Dona Júlia se aposentou faz pouco tempo. Ela passou 30 anos lecionando. Na mesma escola, na mesma sala, para a mesma série. O que viu nesse período foi o vai-e-vem de rostos que a cada final de ano letivo desapareciam ou se apagavam como estrelas cadentes. Voltava para casa com uma tristeza danada. Um nó, como dizia, no peito. O João, o Raimundo, o Antônio, a Mariazinha iam. E vinham outros, com os mesmos sonhos, que ela acalentava. Como dona Júlia, outras mulheres e homens vivem o magistério como um sacerdócio. Ensinam porque gostam, amam a sala de aula e até se acostumaram com suas precariedades.

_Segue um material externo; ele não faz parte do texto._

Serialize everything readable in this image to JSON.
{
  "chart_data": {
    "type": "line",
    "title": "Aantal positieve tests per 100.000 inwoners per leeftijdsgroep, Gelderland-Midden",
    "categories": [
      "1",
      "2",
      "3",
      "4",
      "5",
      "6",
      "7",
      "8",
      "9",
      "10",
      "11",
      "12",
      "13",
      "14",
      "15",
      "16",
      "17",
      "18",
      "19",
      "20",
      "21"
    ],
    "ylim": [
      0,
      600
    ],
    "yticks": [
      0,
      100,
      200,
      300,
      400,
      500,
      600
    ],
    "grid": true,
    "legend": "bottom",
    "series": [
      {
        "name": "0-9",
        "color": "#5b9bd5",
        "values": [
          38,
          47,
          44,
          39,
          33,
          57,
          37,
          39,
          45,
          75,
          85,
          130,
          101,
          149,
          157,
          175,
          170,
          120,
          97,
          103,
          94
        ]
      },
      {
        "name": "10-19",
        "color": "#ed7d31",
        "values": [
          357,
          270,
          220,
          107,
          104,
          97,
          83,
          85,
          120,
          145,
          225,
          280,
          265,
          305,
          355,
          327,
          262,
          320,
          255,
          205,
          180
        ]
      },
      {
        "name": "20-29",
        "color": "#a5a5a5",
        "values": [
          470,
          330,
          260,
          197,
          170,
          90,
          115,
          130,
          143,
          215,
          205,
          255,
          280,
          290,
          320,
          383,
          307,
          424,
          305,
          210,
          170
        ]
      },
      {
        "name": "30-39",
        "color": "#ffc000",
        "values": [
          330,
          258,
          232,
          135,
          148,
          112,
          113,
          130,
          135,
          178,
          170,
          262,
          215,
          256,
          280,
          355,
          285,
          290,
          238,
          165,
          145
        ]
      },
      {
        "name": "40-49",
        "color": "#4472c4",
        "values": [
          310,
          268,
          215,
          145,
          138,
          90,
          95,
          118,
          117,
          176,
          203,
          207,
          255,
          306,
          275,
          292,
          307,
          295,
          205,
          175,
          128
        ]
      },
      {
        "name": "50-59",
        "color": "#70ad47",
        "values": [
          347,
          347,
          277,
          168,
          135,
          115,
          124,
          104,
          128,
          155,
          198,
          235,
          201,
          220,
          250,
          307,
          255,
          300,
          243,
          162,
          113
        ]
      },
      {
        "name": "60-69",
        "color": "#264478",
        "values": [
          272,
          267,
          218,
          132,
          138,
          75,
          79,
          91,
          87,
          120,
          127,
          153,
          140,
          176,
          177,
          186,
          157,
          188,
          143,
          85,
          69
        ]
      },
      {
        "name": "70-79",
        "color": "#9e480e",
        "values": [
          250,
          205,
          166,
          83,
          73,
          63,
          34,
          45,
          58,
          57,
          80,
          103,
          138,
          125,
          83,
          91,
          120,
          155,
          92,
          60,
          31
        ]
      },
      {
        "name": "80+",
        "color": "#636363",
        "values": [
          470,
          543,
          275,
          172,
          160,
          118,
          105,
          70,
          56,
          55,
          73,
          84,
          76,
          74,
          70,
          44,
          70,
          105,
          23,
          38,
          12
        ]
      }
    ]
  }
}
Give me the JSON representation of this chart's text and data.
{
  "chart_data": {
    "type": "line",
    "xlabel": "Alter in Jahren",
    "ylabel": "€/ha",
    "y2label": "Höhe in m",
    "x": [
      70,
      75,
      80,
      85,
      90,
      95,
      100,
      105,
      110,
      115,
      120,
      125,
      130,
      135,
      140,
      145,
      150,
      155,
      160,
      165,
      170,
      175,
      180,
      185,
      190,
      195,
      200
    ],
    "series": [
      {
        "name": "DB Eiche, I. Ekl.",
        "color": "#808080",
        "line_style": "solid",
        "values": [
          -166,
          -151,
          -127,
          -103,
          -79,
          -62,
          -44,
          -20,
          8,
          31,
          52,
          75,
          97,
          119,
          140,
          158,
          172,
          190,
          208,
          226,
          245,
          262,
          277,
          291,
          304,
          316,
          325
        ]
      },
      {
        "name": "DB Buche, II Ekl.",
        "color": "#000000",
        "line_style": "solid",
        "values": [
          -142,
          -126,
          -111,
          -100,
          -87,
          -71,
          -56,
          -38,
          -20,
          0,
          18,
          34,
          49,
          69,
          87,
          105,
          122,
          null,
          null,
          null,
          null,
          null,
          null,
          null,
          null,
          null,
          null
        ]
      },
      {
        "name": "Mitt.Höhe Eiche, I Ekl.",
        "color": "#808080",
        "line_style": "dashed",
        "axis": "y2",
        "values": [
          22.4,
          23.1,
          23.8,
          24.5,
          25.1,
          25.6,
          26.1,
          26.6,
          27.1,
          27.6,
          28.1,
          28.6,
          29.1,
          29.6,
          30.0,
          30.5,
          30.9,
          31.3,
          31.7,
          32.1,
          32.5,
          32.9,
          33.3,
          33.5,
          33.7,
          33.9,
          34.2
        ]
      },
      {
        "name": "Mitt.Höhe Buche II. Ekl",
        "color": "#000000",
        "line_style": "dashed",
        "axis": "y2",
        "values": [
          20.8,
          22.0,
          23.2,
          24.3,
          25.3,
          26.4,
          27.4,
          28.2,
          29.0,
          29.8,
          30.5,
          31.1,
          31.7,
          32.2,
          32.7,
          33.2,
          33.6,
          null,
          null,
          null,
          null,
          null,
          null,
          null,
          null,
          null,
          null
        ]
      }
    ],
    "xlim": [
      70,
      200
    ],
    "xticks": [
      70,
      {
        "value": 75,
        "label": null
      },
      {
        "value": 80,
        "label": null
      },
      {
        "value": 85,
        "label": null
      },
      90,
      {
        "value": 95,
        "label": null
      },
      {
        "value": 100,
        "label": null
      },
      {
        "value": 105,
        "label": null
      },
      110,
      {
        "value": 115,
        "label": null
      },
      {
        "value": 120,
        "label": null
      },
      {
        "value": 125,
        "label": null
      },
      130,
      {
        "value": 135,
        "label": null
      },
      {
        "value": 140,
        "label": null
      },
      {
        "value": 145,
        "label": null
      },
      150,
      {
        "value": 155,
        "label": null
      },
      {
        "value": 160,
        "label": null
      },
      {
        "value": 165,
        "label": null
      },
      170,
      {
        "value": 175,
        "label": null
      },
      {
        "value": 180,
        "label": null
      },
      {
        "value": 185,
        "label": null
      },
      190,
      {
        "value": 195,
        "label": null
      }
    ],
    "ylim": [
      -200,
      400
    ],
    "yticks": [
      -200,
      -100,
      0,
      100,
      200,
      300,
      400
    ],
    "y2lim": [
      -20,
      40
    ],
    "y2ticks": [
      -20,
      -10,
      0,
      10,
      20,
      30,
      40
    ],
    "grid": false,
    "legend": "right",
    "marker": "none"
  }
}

Lecionar, para eles, sempre foi uma mistura de prazer e sofrimento. Prazer de manter a chave do conhecimento que abre horizontes e oportunidades para várias gerações. O sofrimento sempre deixaram em casa, para um reencontro ao final do dia: a dificuldade de manter o lar, os filhos, colocar comida na mesa, viver com dignidade.

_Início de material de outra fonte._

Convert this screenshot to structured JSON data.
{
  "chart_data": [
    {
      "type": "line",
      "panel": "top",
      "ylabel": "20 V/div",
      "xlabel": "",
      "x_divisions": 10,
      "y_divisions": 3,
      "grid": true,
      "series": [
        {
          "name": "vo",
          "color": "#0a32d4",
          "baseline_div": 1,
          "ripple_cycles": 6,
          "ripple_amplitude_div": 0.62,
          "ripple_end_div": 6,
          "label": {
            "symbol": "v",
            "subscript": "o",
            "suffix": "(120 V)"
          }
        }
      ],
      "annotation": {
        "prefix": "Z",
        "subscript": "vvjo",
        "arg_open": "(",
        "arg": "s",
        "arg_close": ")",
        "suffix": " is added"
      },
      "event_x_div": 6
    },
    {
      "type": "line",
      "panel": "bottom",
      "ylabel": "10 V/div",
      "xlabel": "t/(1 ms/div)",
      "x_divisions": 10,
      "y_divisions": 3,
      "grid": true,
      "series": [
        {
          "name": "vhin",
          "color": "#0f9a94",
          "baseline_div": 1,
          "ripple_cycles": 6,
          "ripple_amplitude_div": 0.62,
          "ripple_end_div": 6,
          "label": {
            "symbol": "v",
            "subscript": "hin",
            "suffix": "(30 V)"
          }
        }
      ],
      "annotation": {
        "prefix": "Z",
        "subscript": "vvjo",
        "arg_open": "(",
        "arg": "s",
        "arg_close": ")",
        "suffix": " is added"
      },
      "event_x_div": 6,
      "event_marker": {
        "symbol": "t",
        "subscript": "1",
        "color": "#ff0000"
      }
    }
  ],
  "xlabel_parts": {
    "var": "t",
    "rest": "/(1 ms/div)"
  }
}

Nos últimos três anos as coisas mudaram - não na medida que os professores queriam ou sonhavam. Mas os avanços - seja na questão salarial, seja nas condições de trabalho ou na política de qualificação, são notáveis.

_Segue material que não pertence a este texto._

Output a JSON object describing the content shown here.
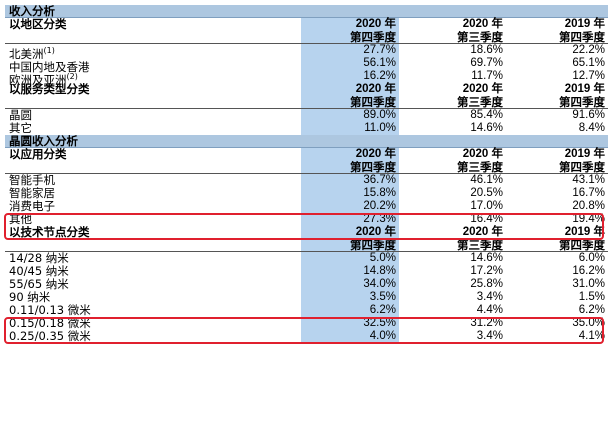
{
  "title": "收入分析",
  "region": {
    "heading": "以地区分类",
    "columns": [
      {
        "year": "2020 年",
        "quarter": "第四季度"
      },
      {
        "year": "2020 年",
        "quarter": "第三季度"
      },
      {
        "year": "2019 年",
        "quarter": "第四季度"
      }
    ],
    "rows": [
      {
        "label": "北美洲",
        "note": "(1)",
        "v": [
          "27.7%",
          "18.6%",
          "22.2%"
        ]
      },
      {
        "label": "中国内地及香港",
        "note": "",
        "v": [
          "56.1%",
          "69.7%",
          "65.1%"
        ]
      },
      {
        "label": "欧洲及亚洲",
        "note": "(2)",
        "v": [
          "16.2%",
          "11.7%",
          "12.7%"
        ]
      }
    ]
  },
  "service": {
    "heading": "以服务类型分类",
    "rows": [
      {
        "label": "晶圆",
        "v": [
          "89.0%",
          "85.4%",
          "91.6%"
        ]
      },
      {
        "label": "其它",
        "v": [
          "11.0%",
          "14.6%",
          "8.4%"
        ]
      }
    ]
  },
  "wafer_title": "晶圆收入分析",
  "application": {
    "heading": "以应用分类",
    "rows": [
      {
        "label": "智能手机",
        "v": [
          "36.7%",
          "46.1%",
          "43.1%"
        ]
      },
      {
        "label": "智能家居",
        "v": [
          "15.8%",
          "20.5%",
          "16.7%"
        ]
      },
      {
        "label": "消费电子",
        "v": [
          "20.2%",
          "17.0%",
          "20.8%"
        ]
      },
      {
        "label": "其他",
        "v": [
          "27.3%",
          "16.4%",
          "19.4%"
        ]
      }
    ]
  },
  "node": {
    "heading": "以技术节点分类",
    "rows": [
      {
        "label": "14/28 纳米",
        "v": [
          "5.0%",
          "14.6%",
          "6.0%"
        ]
      },
      {
        "label": "40/45 纳米",
        "v": [
          "14.8%",
          "17.2%",
          "16.2%"
        ]
      },
      {
        "label": "55/65 纳米",
        "v": [
          "34.0%",
          "25.8%",
          "31.0%"
        ]
      },
      {
        "label": "90 纳米",
        "v": [
          "3.5%",
          "3.4%",
          "1.5%"
        ]
      },
      {
        "label": "0.11/0.13 微米",
        "v": [
          "6.2%",
          "4.4%",
          "6.2%"
        ]
      },
      {
        "label": "0.15/0.18 微米",
        "v": [
          "32.5%",
          "31.2%",
          "35.0%"
        ]
      },
      {
        "label": "0.25/0.35 微米",
        "v": [
          "4.0%",
          "3.4%",
          "4.1%"
        ]
      }
    ]
  },
  "colors": {
    "band": "#adc7e0",
    "highlight_column": "#b7d3ee",
    "annotation": "#e0202e"
  }
}
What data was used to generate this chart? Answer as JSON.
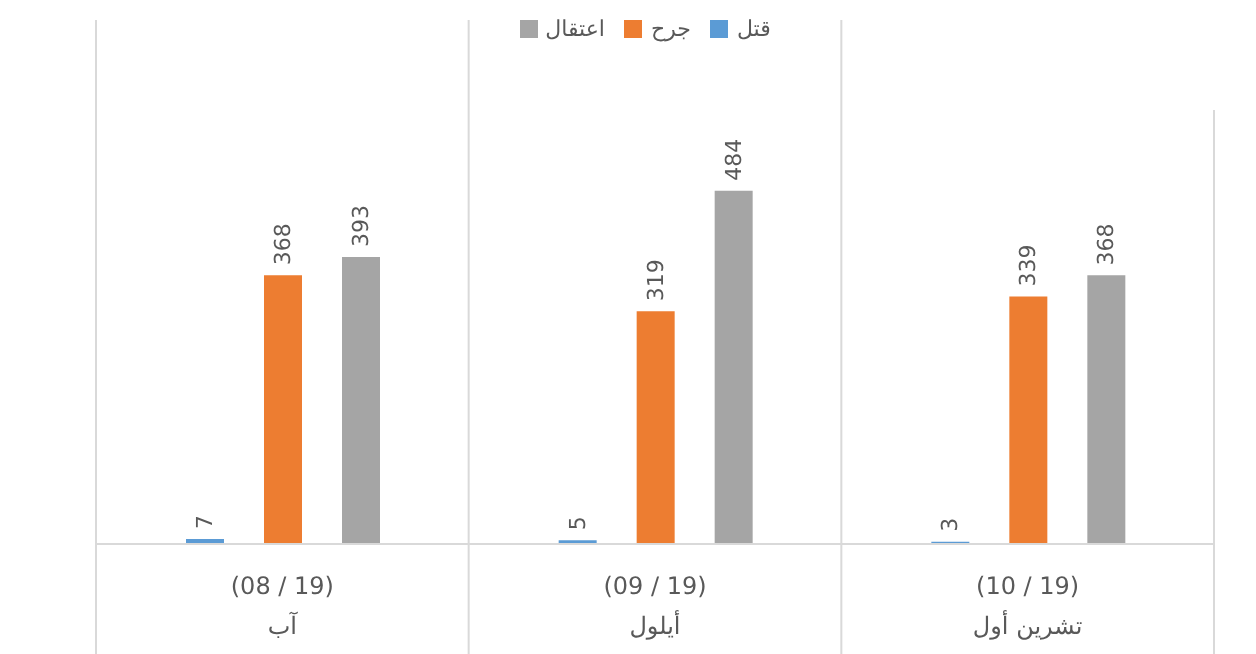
{
  "chart_data": {
    "type": "bar",
    "categories": [
      "(08 / 19)\nآب",
      "(09 / 19)\nأيلول",
      "(10 / 19)\nتشرين أول"
    ],
    "series": [
      {
        "name": "قتل",
        "color": "#5b9bd5",
        "values": [
          7,
          5,
          3
        ]
      },
      {
        "name": "جرح",
        "color": "#ed7d31",
        "values": [
          368,
          319,
          339
        ]
      },
      {
        "name": "اعتقال",
        "color": "#a5a5a5",
        "values": [
          393,
          484,
          368
        ]
      }
    ],
    "data_labels": true,
    "legend": "top",
    "relative": false
  }
}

O anúncio feito pelo governador Omar Aziz de mudança no Plano de Cargos e Carreiras - que vai permitir a promoção de 17 mil professores da rede estadual - é uma conquista. Dos professores. E sinaliza que os horizontes estão abertos para a rediscussão da educação como uma política de Estado.
Essa conquista se deve, antes, a capacidade de superação dos professores e a um governo disposto a escutá-los. Não é um favor que o governo faz aos professores. Mas a sociedade agradece.